LECTURAS
- Hch 8, 5-8. 14-17. Les imponían las manos y recibían el Espíritu Santo.
- Sal 65. R. Aclamad al Señor, tierra entera.
- 1 Pe 3, 15-18. Muerto en la carne pero vivificado en el Espíritu.
- Jn 14, 15-21. Le pediré al Padre que os dé otro Paráclito.
"No os dejaré huérfanos" dice el Señor. Su Resurrección no es abandono, ni alejamiento; el Espíritu Santo es la continuidad de la presencia del Maestro con sus discípulos, recurso de asistencia para que nosotros, por nuestra parte, continuemos su misión.

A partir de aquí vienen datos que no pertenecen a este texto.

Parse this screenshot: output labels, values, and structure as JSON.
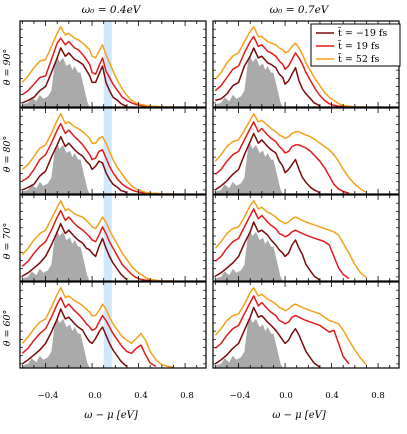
{
  "chart_data": {
    "type": "line",
    "column_titles": [
      "ω₀ = 0.4eV",
      "ω₀ = 0.7eV"
    ],
    "row_labels": [
      "θ = 90°",
      "θ = 80°",
      "θ = 70°",
      "θ = 60°"
    ],
    "xlabel": "ω − μ [eV]",
    "xlim": [
      -0.62,
      0.98
    ],
    "xticks": [
      -0.4,
      0.0,
      0.4,
      0.8
    ],
    "xtick_labels": [
      "−0.4",
      "0.0",
      "0.4",
      "0.8"
    ],
    "ylim": [
      0,
      1.05
    ],
    "highlight_band": {
      "column": 0,
      "x_range": [
        0.1,
        0.17
      ],
      "color": "#cfe8fb"
    },
    "legend": {
      "placement": "top-right",
      "panel": "row 0, column 1"
    },
    "colors": {
      "ground": "#aaaaaa",
      "series": [
        "#7b0a0a",
        "#e31a1c",
        "#f5a01a"
      ]
    },
    "ground_state": {
      "x": [
        -0.6,
        -0.55,
        -0.52,
        -0.48,
        -0.45,
        -0.42,
        -0.38,
        -0.35,
        -0.32,
        -0.3,
        -0.28,
        -0.25,
        -0.22,
        -0.19,
        -0.17,
        -0.15,
        -0.12,
        -0.1,
        -0.08,
        -0.06,
        -0.04,
        -0.02
      ],
      "y": [
        0.03,
        0.05,
        0.12,
        0.07,
        0.15,
        0.1,
        0.13,
        0.2,
        0.55,
        0.62,
        0.55,
        0.6,
        0.5,
        0.53,
        0.45,
        0.5,
        0.42,
        0.42,
        0.3,
        0.18,
        0.06,
        0.0
      ]
    },
    "series": [
      {
        "name": "t̃ = −19 fs",
        "x": [
          -0.6,
          -0.55,
          -0.5,
          -0.45,
          -0.4,
          -0.35,
          -0.3,
          -0.27,
          -0.23,
          -0.2,
          -0.15,
          -0.12,
          -0.08,
          -0.05,
          -0.02,
          0.0,
          0.03,
          0.06,
          0.09,
          0.12,
          0.15,
          0.18,
          0.22,
          0.25,
          0.28,
          0.3
        ],
        "y": [
          [
            0.05,
            0.08,
            0.12,
            0.2,
            0.25,
            0.42,
            0.6,
            0.72,
            0.62,
            0.66,
            0.58,
            0.56,
            0.52,
            0.45,
            0.38,
            0.3,
            0.3,
            0.4,
            0.5,
            0.3,
            0.2,
            0.12,
            0.08,
            0.04,
            0.02,
            0.01
          ],
          [
            0.08,
            0.1,
            0.16,
            0.26,
            0.3,
            0.5,
            0.62,
            0.72,
            0.6,
            0.62,
            0.54,
            0.52,
            0.48,
            0.4,
            0.36,
            0.28,
            0.32,
            0.4,
            0.48,
            0.32,
            0.22,
            0.16,
            0.1,
            0.05,
            0.03,
            0.01
          ],
          [
            0.05,
            0.08,
            0.12,
            0.22,
            0.28,
            0.45,
            0.6,
            0.7,
            0.58,
            0.62,
            0.54,
            0.5,
            0.46,
            0.4,
            0.36,
            0.3,
            0.34,
            0.4,
            0.38,
            0.26,
            0.18,
            0.12,
            0.08,
            0.04,
            0.03,
            0.01
          ],
          [
            0.05,
            0.1,
            0.16,
            0.24,
            0.3,
            0.48,
            0.64,
            0.74,
            0.62,
            0.66,
            0.58,
            0.54,
            0.5,
            0.4,
            0.34,
            0.26,
            0.3,
            0.36,
            0.42,
            0.3,
            0.2,
            0.14,
            0.08,
            0.05,
            0.03,
            0.01
          ],
          [
            0.06,
            0.1,
            0.16,
            0.22,
            0.3,
            0.44,
            0.6,
            0.7,
            0.58,
            0.62,
            0.54,
            0.5,
            0.46,
            0.4,
            0.38,
            0.34,
            0.3,
            0.42,
            0.52,
            0.4,
            0.3,
            0.22,
            0.14,
            0.08,
            0.04,
            0.02
          ],
          [
            0.06,
            0.1,
            0.16,
            0.22,
            0.3,
            0.46,
            0.6,
            0.72,
            0.6,
            0.62,
            0.56,
            0.5,
            0.44,
            0.38,
            0.34,
            0.3,
            0.34,
            0.44,
            0.5,
            0.4,
            0.32,
            0.2,
            0.12,
            0.06,
            0.03,
            0.01
          ],
          [
            0.05,
            0.1,
            0.16,
            0.22,
            0.3,
            0.44,
            0.6,
            0.72,
            0.6,
            0.62,
            0.54,
            0.5,
            0.46,
            0.38,
            0.32,
            0.3,
            0.36,
            0.44,
            0.5,
            0.4,
            0.3,
            0.22,
            0.14,
            0.08,
            0.04,
            0.02
          ],
          [
            0.05,
            0.1,
            0.16,
            0.24,
            0.3,
            0.46,
            0.62,
            0.74,
            0.62,
            0.64,
            0.56,
            0.52,
            0.46,
            0.4,
            0.34,
            0.3,
            0.34,
            0.42,
            0.48,
            0.4,
            0.3,
            0.2,
            0.12,
            0.06,
            0.03,
            0.01
          ]
        ]
      },
      {
        "name": "t̃ = 19 fs",
        "x": [
          -0.6,
          -0.55,
          -0.5,
          -0.45,
          -0.4,
          -0.35,
          -0.3,
          -0.27,
          -0.23,
          -0.2,
          -0.15,
          -0.12,
          -0.08,
          -0.05,
          -0.02,
          0.0,
          0.03,
          0.06,
          0.09,
          0.12,
          0.15,
          0.18,
          0.22,
          0.26,
          0.3,
          0.34,
          0.38,
          0.42,
          0.46,
          0.5,
          0.55
        ],
        "y": [
          [
            0.15,
            0.2,
            0.28,
            0.36,
            0.38,
            0.58,
            0.78,
            0.84,
            0.76,
            0.8,
            0.72,
            0.7,
            0.64,
            0.58,
            0.52,
            0.42,
            0.4,
            0.5,
            0.6,
            0.44,
            0.36,
            0.28,
            0.2,
            0.12,
            0.08,
            0.05,
            0.03,
            0.02,
            0.01,
            0.01,
            0.0
          ],
          [
            0.2,
            0.26,
            0.36,
            0.46,
            0.5,
            0.66,
            0.8,
            0.86,
            0.74,
            0.76,
            0.68,
            0.66,
            0.62,
            0.56,
            0.52,
            0.46,
            0.5,
            0.58,
            0.66,
            0.6,
            0.52,
            0.42,
            0.32,
            0.22,
            0.14,
            0.08,
            0.04,
            0.02,
            0.01,
            0.01,
            0.0
          ],
          [
            0.16,
            0.2,
            0.3,
            0.42,
            0.48,
            0.62,
            0.78,
            0.86,
            0.74,
            0.78,
            0.7,
            0.66,
            0.6,
            0.54,
            0.48,
            0.42,
            0.44,
            0.52,
            0.54,
            0.44,
            0.34,
            0.26,
            0.18,
            0.12,
            0.08,
            0.05,
            0.03,
            0.02,
            0.01,
            0.01,
            0.0
          ],
          [
            0.24,
            0.3,
            0.4,
            0.48,
            0.52,
            0.66,
            0.8,
            0.88,
            0.76,
            0.8,
            0.72,
            0.68,
            0.64,
            0.58,
            0.54,
            0.5,
            0.52,
            0.58,
            0.6,
            0.6,
            0.58,
            0.56,
            0.52,
            0.46,
            0.4,
            0.32,
            0.22,
            0.12,
            0.06,
            0.03,
            0.01
          ],
          [
            0.18,
            0.24,
            0.34,
            0.42,
            0.48,
            0.62,
            0.78,
            0.86,
            0.74,
            0.78,
            0.7,
            0.66,
            0.62,
            0.58,
            0.54,
            0.5,
            0.48,
            0.56,
            0.66,
            0.58,
            0.48,
            0.4,
            0.3,
            0.2,
            0.14,
            0.08,
            0.04,
            0.02,
            0.01,
            0.01,
            0.0
          ],
          [
            0.24,
            0.3,
            0.4,
            0.48,
            0.52,
            0.66,
            0.8,
            0.88,
            0.76,
            0.8,
            0.72,
            0.68,
            0.64,
            0.58,
            0.56,
            0.54,
            0.56,
            0.6,
            0.62,
            0.6,
            0.58,
            0.56,
            0.54,
            0.52,
            0.5,
            0.48,
            0.44,
            0.3,
            0.16,
            0.08,
            0.03
          ],
          [
            0.18,
            0.24,
            0.34,
            0.42,
            0.48,
            0.62,
            0.78,
            0.86,
            0.74,
            0.78,
            0.7,
            0.66,
            0.6,
            0.54,
            0.5,
            0.46,
            0.48,
            0.56,
            0.64,
            0.58,
            0.5,
            0.42,
            0.34,
            0.26,
            0.2,
            0.18,
            0.24,
            0.28,
            0.16,
            0.06,
            0.02
          ],
          [
            0.24,
            0.3,
            0.4,
            0.48,
            0.52,
            0.66,
            0.8,
            0.88,
            0.76,
            0.8,
            0.72,
            0.68,
            0.64,
            0.58,
            0.56,
            0.54,
            0.56,
            0.62,
            0.64,
            0.62,
            0.6,
            0.58,
            0.56,
            0.54,
            0.52,
            0.48,
            0.44,
            0.46,
            0.3,
            0.14,
            0.05
          ]
        ]
      },
      {
        "name": "t̃ = 52 fs",
        "x": [
          -0.6,
          -0.55,
          -0.5,
          -0.45,
          -0.4,
          -0.35,
          -0.3,
          -0.27,
          -0.23,
          -0.2,
          -0.15,
          -0.12,
          -0.08,
          -0.05,
          -0.02,
          0.0,
          0.03,
          0.06,
          0.09,
          0.12,
          0.15,
          0.18,
          0.22,
          0.26,
          0.3,
          0.34,
          0.38,
          0.42,
          0.46,
          0.5,
          0.55,
          0.6,
          0.65,
          0.7
        ],
        "y": [
          [
            0.3,
            0.38,
            0.48,
            0.56,
            0.58,
            0.74,
            0.9,
            0.98,
            0.88,
            0.9,
            0.84,
            0.82,
            0.78,
            0.74,
            0.7,
            0.62,
            0.6,
            0.68,
            0.76,
            0.64,
            0.54,
            0.44,
            0.32,
            0.22,
            0.14,
            0.08,
            0.05,
            0.03,
            0.02,
            0.01,
            0.01,
            0.0,
            0.0,
            0.0
          ],
          [
            0.34,
            0.42,
            0.54,
            0.62,
            0.66,
            0.8,
            0.92,
            0.98,
            0.86,
            0.86,
            0.8,
            0.78,
            0.76,
            0.72,
            0.7,
            0.66,
            0.68,
            0.74,
            0.78,
            0.72,
            0.64,
            0.54,
            0.44,
            0.34,
            0.26,
            0.18,
            0.12,
            0.08,
            0.04,
            0.02,
            0.01,
            0.0,
            0.0,
            0.0
          ],
          [
            0.3,
            0.36,
            0.46,
            0.56,
            0.6,
            0.74,
            0.9,
            0.98,
            0.86,
            0.88,
            0.82,
            0.8,
            0.76,
            0.72,
            0.68,
            0.62,
            0.62,
            0.68,
            0.7,
            0.62,
            0.52,
            0.42,
            0.32,
            0.24,
            0.16,
            0.1,
            0.06,
            0.04,
            0.02,
            0.01,
            0.01,
            0.0,
            0.0,
            0.0
          ],
          [
            0.4,
            0.48,
            0.58,
            0.64,
            0.66,
            0.78,
            0.9,
            0.98,
            0.88,
            0.9,
            0.84,
            0.8,
            0.76,
            0.72,
            0.7,
            0.68,
            0.7,
            0.74,
            0.76,
            0.76,
            0.74,
            0.72,
            0.7,
            0.66,
            0.62,
            0.58,
            0.54,
            0.48,
            0.4,
            0.3,
            0.2,
            0.12,
            0.06,
            0.02
          ],
          [
            0.32,
            0.4,
            0.5,
            0.58,
            0.62,
            0.76,
            0.9,
            0.98,
            0.86,
            0.88,
            0.82,
            0.8,
            0.78,
            0.74,
            0.7,
            0.66,
            0.64,
            0.7,
            0.78,
            0.72,
            0.62,
            0.54,
            0.44,
            0.34,
            0.26,
            0.18,
            0.12,
            0.08,
            0.04,
            0.02,
            0.01,
            0.0,
            0.0,
            0.0
          ],
          [
            0.4,
            0.48,
            0.58,
            0.64,
            0.66,
            0.78,
            0.92,
            0.98,
            0.88,
            0.9,
            0.84,
            0.82,
            0.78,
            0.74,
            0.72,
            0.7,
            0.72,
            0.76,
            0.78,
            0.76,
            0.74,
            0.72,
            0.7,
            0.68,
            0.66,
            0.64,
            0.62,
            0.6,
            0.56,
            0.46,
            0.34,
            0.2,
            0.1,
            0.04
          ],
          [
            0.3,
            0.38,
            0.48,
            0.56,
            0.6,
            0.74,
            0.9,
            0.98,
            0.86,
            0.88,
            0.82,
            0.8,
            0.76,
            0.72,
            0.68,
            0.64,
            0.64,
            0.7,
            0.78,
            0.72,
            0.62,
            0.54,
            0.46,
            0.38,
            0.34,
            0.3,
            0.36,
            0.42,
            0.34,
            0.2,
            0.1,
            0.04,
            0.02,
            0.01
          ],
          [
            0.4,
            0.48,
            0.58,
            0.64,
            0.66,
            0.78,
            0.92,
            0.98,
            0.88,
            0.9,
            0.84,
            0.82,
            0.78,
            0.74,
            0.72,
            0.7,
            0.72,
            0.76,
            0.78,
            0.76,
            0.74,
            0.72,
            0.7,
            0.68,
            0.66,
            0.62,
            0.58,
            0.56,
            0.54,
            0.46,
            0.34,
            0.22,
            0.12,
            0.04
          ]
        ]
      }
    ]
  }
}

Y esta misión no es otra que anunciar que en Cristo, en su persona y su Evangelio tenemos un camino de comunión con Dios, una puerta abierta a la intimidad trinitaria, a la vida amorosa que Dios es y que Dios quiere compartir con nosotros: "yo estoy en mi Padre, y vosotros en mí y yo en vosotros" Esta propuesta de elevación y profundización de nuestra condición humana, por misericordia y gracia de Dios, no es solo el contenido de nuestro anuncio evangelizador, sino que también marca su estilo, su modalidad y metodología. Porque sólo viviendo del amor que Dios es podremos comunicarlo, únicamente experimentando esta conexión con el Padre que Cristo nos facilita, seremos misioneros a la altura de tan excelsa encomienda. Valga decir que sólo con un lenguaje, actitudes e iniciativas verdaderamente fraternales, comunitarias, sinodales, podremos evangelizar de modo creíble la extraordinaria oportunidad de vida plena realizada en Jesucristo.

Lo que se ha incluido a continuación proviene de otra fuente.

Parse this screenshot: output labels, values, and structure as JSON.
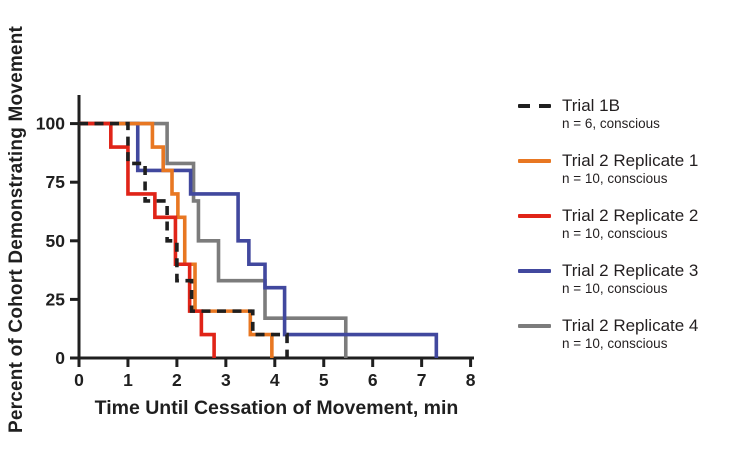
{
  "chart_data": {
    "type": "line",
    "subtype": "kaplan-meier-step-curves",
    "title": "",
    "xlabel": "Time Until Cessation of Movement, min",
    "ylabel": "Percent of Cohort Demonstrating Movement",
    "xlim": [
      0,
      8
    ],
    "ylim": [
      0,
      100
    ],
    "x_ticks": [
      0,
      1,
      2,
      3,
      4,
      5,
      6,
      7,
      8
    ],
    "y_ticks": [
      0,
      25,
      50,
      75,
      100
    ],
    "grid": false,
    "legend_position": "right-of-plot",
    "axis_color": "#1f1f1f",
    "series": [
      {
        "name": "Trial 1B",
        "sub": "n = 6, conscious",
        "color": "#1f1f1f",
        "dash": true,
        "steps": [
          [
            0,
            100
          ],
          [
            1.0,
            83
          ],
          [
            1.35,
            67
          ],
          [
            1.8,
            50
          ],
          [
            2.0,
            33
          ],
          [
            2.3,
            20
          ],
          [
            3.55,
            10
          ],
          [
            4.25,
            0
          ]
        ]
      },
      {
        "name": "Trial 2 Replicate 1",
        "sub": "n = 10, conscious",
        "color": "#e87722",
        "dash": false,
        "steps": [
          [
            0,
            100
          ],
          [
            1.5,
            90
          ],
          [
            1.72,
            80
          ],
          [
            1.9,
            70
          ],
          [
            2.02,
            60
          ],
          [
            2.16,
            40
          ],
          [
            2.37,
            20
          ],
          [
            3.5,
            10
          ],
          [
            3.94,
            0
          ]
        ]
      },
      {
        "name": "Trial 2 Replicate 2",
        "sub": "n = 10, conscious",
        "color": "#e02418",
        "dash": false,
        "steps": [
          [
            0,
            100
          ],
          [
            0.65,
            90
          ],
          [
            1.0,
            70
          ],
          [
            1.55,
            60
          ],
          [
            1.97,
            40
          ],
          [
            2.26,
            20
          ],
          [
            2.5,
            10
          ],
          [
            2.76,
            0
          ]
        ]
      },
      {
        "name": "Trial 2 Replicate 3",
        "sub": "n = 10, conscious",
        "color": "#41489e",
        "dash": false,
        "steps": [
          [
            0,
            100
          ],
          [
            1.2,
            80
          ],
          [
            2.28,
            70
          ],
          [
            3.25,
            50
          ],
          [
            3.47,
            40
          ],
          [
            3.8,
            30
          ],
          [
            4.2,
            10
          ],
          [
            7.3,
            0
          ]
        ]
      },
      {
        "name": "Trial 2 Replicate 4",
        "sub": "n = 10, conscious",
        "color": "#7c7c7c",
        "dash": false,
        "steps": [
          [
            0,
            100
          ],
          [
            1.8,
            83
          ],
          [
            2.34,
            67
          ],
          [
            2.44,
            50
          ],
          [
            2.85,
            33
          ],
          [
            3.8,
            17
          ],
          [
            5.45,
            0
          ]
        ]
      }
    ]
  }
}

San Juan de Ávila es un buen ejemplo de esta manera de entender el mensaje del Evangelio y el tipo de mensajero que requiere. Maestro de espiritualidad porque era persona de oración, meditación y contemplación; porque conocía y había estudiado con rigor la Palabra de Dios que, si antes no se ha tratado con familiaridad, difícilmente puede luego alimentar nuestra predicación. Hombre pues, de oración y de estudio, pero también entregado a la pastoral, a la cura de almas que se lleva a cabo por medio del acompañamiento personal, la celebración de los sacramentos y la fraternidad apostólica. Pudo contribuir a la reforma del clero, de la catequesis y de la Iglesia en general, porque cumplió lo que dice el ritual de órdenes: "Considera lo que realizas e imita lo que conmemoras, y conforma tu vida con el misterio de la cruz del Señor". Por otra parte, conocedor como era, tanto de la interna estructura eclesial y colegial del ministerio presbiteral, así como de la acción misionera de la Iglesia, que, como ella, debe ser sinodal, comunitaria, corresponsable, animó una visión menos individualista y más colaborativa de la vocación sacerdotal. Vaya, que tenemos en este santo nuestro un testimonio de lo que pasa cuando es el Espíritu el que inspira, guía y testifica la calidad evangélica de nuestras vocaciones y de nuestra misión evangelizadora. Valga para la misión diocesana y todas las que vengan después.